When black people, or especially women, become president on the screen, it’s often by accident or as a Vice President who succeeds after the President’s death. (Or, as Ridley pointed out about Battlestar Galactica, after the death of a hundred-odd people in the line of succession before you.) Whereas with the odd exception like David Palmer, regular old elected fictional presidents tend to be white guys, like Jed Bartlet.

The point I didn’t get a chance to make, but will now bore you with here is: the reason for that, I think, is that you can’t cast a black man or a woman in a realistic show about politics and have it be just a story about a president. It de facto becomes a story about a black president, a woman president, etc. because in the real world, their reaching the office would be a big deal in itself. (Which of course is an interesting story too, but a different one.)

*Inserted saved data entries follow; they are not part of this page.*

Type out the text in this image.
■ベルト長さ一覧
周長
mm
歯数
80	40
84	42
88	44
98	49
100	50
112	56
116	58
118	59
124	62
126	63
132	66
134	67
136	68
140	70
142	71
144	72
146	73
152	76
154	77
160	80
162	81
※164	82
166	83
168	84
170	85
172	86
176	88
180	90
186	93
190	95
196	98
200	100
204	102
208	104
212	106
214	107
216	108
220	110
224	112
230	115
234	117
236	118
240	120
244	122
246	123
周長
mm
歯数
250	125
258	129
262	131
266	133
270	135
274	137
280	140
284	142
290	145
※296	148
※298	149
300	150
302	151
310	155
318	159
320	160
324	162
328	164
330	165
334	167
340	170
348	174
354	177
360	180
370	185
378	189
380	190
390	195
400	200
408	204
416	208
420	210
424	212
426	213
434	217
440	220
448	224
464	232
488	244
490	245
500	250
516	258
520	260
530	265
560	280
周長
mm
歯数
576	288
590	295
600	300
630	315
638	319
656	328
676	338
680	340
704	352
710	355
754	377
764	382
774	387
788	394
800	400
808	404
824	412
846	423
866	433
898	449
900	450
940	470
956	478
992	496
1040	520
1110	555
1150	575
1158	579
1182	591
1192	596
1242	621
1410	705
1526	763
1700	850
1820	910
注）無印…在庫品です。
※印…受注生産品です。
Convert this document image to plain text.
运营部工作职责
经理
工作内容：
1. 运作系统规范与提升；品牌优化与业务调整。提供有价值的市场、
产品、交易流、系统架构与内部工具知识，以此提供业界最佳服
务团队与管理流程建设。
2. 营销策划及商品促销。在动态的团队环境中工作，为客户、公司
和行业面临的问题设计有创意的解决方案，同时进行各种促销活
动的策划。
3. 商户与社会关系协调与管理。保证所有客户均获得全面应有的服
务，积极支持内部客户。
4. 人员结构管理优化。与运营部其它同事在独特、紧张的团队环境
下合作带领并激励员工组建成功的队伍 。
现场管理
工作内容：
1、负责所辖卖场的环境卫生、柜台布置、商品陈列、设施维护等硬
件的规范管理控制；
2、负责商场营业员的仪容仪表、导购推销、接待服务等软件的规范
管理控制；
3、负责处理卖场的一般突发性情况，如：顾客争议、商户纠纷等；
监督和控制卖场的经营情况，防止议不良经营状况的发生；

But will it be like that after 2008? One side effect of Obama or Clinton running in November–even if McCain wins–is that it will seem that much more normal for a black man or woman to aspire to the White House. Which could expand the possibilities for fictional presidents in the future: maybe the next West Wing could have a black Jed Bartlet (or a Latino like Matt Santos), or a Jessica Bartlet. (Hey, maybe in that parallel universe Abby got elected Senator from New York and is planning her run right now!)

If Barack or Hillary get elected, of course, it’ll represent a significant first in American history. But even if they lose, maybe it means that future fictional black men and women will be able to get elected president with an asteroid as their running mate.